I can blame it on the retirement "office". As a part of this whole preparing for retirement, which still isn't even visible on my horizon, I needed to check on some things for our financial advisor. One thing led to another--and I ended up talking to the "retirement office". We don't agree on my years of "credit"--and I know they are not right! My fault for having a string of employers over my professional life (all part of the same retirement system). Anyway, they need my "documents"--from the 70's if I am to get enough money to support my habits when I stop working!
Now most people would just laugh at the idea of finding a few pieces of paper from 30 years ago(I suspect a secret scheme by the "office" people, who are surely younger than my generation, to reduce my benefits). I however have saved nearly every scrap of paper that has entered our lives since 1968--just ask my kids! Unfortunately, in the more or less organized category, most of it is "less". Thus, began my "trip".
I started with a file cabinet that we moved into the garage when we moved here. It hasn't been opened since (?)...But we both knew "important stuff" was in there--our lives from the 70's--the decade I was looking for! I borrowed the shredder from S's office, and stared with the top drawer.
As I worked my way through the drawers and folders, I was there again---a young mother buying new carpet for our home in 1973--$500.00 for the whole house--and paying for it over 12 months "same as cash". There was the first washer--bought used from a neighbor, a dear sweet lady in her 70's who was moving to an apartment, and who meticulously wrote out a receipt--I can still see her digging in the flower gardens along our adjoining driveway--although I am sure the only flowers she tends now are in the afterlife. Too bad I didn't appreciate her gardening more then.
There were the orthodontist assessments and contracts, obligating us to thousands of dollars in payments--for the promise of children with pretty teeth. There were the bills for the deliveries of "the four"--varying degrees of cost depending on the insurance coverage at the time, 4th grade assessment scores, receipts for T.V.'s , band camps, ice skating lessons, and thousands of Rx receipts. There were major medical statements, appointment letters and resignations, retirement plan statements, and roll-over papers. And Tax Returns. Decades of bank statements, credit card bills, insurance bills, papers related to various cars, homes bought and sold, the receipts for violas, drum sets, and horns, furniture delivery notices, and rent receipts. Pretty much in that order--decades mixed together as we moved (literally and figuratively) through our lives.

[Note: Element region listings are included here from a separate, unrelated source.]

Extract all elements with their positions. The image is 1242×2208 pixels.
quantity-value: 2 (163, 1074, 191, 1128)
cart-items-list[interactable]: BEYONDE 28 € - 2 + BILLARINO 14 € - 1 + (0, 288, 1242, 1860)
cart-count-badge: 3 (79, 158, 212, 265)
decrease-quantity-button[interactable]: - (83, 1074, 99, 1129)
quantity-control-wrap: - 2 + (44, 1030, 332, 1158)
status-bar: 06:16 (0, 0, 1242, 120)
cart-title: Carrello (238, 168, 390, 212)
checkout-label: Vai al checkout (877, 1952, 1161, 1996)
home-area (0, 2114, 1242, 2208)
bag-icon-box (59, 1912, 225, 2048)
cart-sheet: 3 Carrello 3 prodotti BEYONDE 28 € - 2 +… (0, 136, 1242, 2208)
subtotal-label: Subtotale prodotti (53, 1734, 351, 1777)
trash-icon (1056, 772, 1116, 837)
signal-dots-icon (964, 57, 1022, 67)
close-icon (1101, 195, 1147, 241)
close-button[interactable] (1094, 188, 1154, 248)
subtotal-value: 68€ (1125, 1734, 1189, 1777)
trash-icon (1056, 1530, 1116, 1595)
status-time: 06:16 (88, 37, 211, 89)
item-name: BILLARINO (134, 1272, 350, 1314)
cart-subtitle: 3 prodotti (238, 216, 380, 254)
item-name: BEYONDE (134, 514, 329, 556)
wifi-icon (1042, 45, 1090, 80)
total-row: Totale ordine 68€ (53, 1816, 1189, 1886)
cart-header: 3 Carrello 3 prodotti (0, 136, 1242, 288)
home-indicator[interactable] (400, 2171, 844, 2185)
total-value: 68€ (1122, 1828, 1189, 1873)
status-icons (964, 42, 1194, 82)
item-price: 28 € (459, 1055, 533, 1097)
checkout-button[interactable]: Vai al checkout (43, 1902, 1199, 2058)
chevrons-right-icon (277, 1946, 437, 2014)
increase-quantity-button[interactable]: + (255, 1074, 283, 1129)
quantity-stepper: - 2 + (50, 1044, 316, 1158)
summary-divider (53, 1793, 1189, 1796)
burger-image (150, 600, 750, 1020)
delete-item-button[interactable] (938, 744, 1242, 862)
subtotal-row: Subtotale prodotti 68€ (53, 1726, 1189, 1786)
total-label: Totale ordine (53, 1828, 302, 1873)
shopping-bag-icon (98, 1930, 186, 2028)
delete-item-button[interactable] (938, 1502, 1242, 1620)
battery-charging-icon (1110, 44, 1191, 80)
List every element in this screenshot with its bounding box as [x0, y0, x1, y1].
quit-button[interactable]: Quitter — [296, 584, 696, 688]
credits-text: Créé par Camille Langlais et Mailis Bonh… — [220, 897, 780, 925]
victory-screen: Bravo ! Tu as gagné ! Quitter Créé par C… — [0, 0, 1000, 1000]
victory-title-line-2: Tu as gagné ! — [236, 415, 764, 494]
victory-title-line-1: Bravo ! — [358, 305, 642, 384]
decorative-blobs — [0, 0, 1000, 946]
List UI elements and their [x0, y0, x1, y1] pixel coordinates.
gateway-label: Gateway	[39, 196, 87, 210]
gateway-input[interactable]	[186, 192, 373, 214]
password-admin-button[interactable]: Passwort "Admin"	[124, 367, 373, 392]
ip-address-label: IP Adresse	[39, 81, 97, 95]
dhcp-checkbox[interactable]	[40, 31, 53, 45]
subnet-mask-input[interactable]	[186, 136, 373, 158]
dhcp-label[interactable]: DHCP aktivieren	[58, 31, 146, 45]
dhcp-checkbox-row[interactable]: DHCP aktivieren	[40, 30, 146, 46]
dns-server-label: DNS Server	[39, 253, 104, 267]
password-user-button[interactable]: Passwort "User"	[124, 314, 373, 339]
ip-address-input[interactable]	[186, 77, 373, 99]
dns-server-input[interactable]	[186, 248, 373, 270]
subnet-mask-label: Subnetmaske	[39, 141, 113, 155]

There were the flood of memories when I found something in my dad's handwriting, the trust account statements for the kids that noted my mothers regular and religious $5.00 deposits-- used to help finance their college experience, a note from my father-in-law about insurance to consider. Things I should have appreciated more at the time,--as would love to be able to consider their advice again. There was the occasional art work created long ago in elementary school by one or the other of "the four", and piles of paperwork related to one emergency room or another. There were research papers and my dissertation, transcripts, and lots of the kid's report cards.
I started shredding the 60's and 70's last night. Today, I started in on the 80's--so much paper accumulated over 36 years! It was slow going--had to sort into save and shred (took much longer than the time they allow on Clean Sweep!) Then there was the pacing the shredding, so that the shredder would not overheat!
I finished four drawers--and have filled our waste wheeler with tiny shreds of our lives--the important stuff that is left will fit into one drawer--in the house, not the garage--which has caused the start of another project--make room in the file cabinet by shredding the 90's!
And after all of this--the exact two years that I need are still MIA's--somewhere in the other drawers, tubs, and boxes holding the scraps that record our lives--I just have to wade trough them to find the specific check stubs and W-2's....And continue my long over due "purging" of our old gas, water, and electric bills. (Would you believe that once we only paid $17.95 for cable?)
The amazing thing, was that we survived the life those bits of paper represent! I looked at the amounts on the bills--yesterday's dollars--but still a lot! People used to say to me (trying to reign in four kids in public) "I don't know how you do it!" Now that I have peeked back into our financial lifetime, I have no idea how we did it either! I am just glad that I don't have to do it anymore.....
Maybe this obsession with "saving for retirement" will be much easier than paying for a life of raising four kids! It certainly requires making fewer payments! Hope the reward is as good---because even though it was incredibly expensive, our lives over the past 36 years were worth it! I would much rather have a file drawer full of orthodontist receipts, records of instrument purchases, and Rx galore, than the trade off of early retirement with a fat retirement account--and no family to enjoy it with!
And I promise myself that once I find the documents I need, I will continue the trek--to organize and purge, and then to continue to use one of those "Martha Stewart" or "Simple" feature article tips and set up an annual disposal schedule for the things that we need not keep (yeah, right)!
A more likely scenario is that I will get busy living my life, and continue to allow my scraps and statements to accumulate in the boxes, tubs, and drawers in a more or mostly less organized fashion. Maybe when I need to formally set up things with the "retirement office" I will finish the task completely and have a "system"---but that will not happen until the next decade--so I have lots of time to try! And it was fun to relive the 36 years--a page at a time!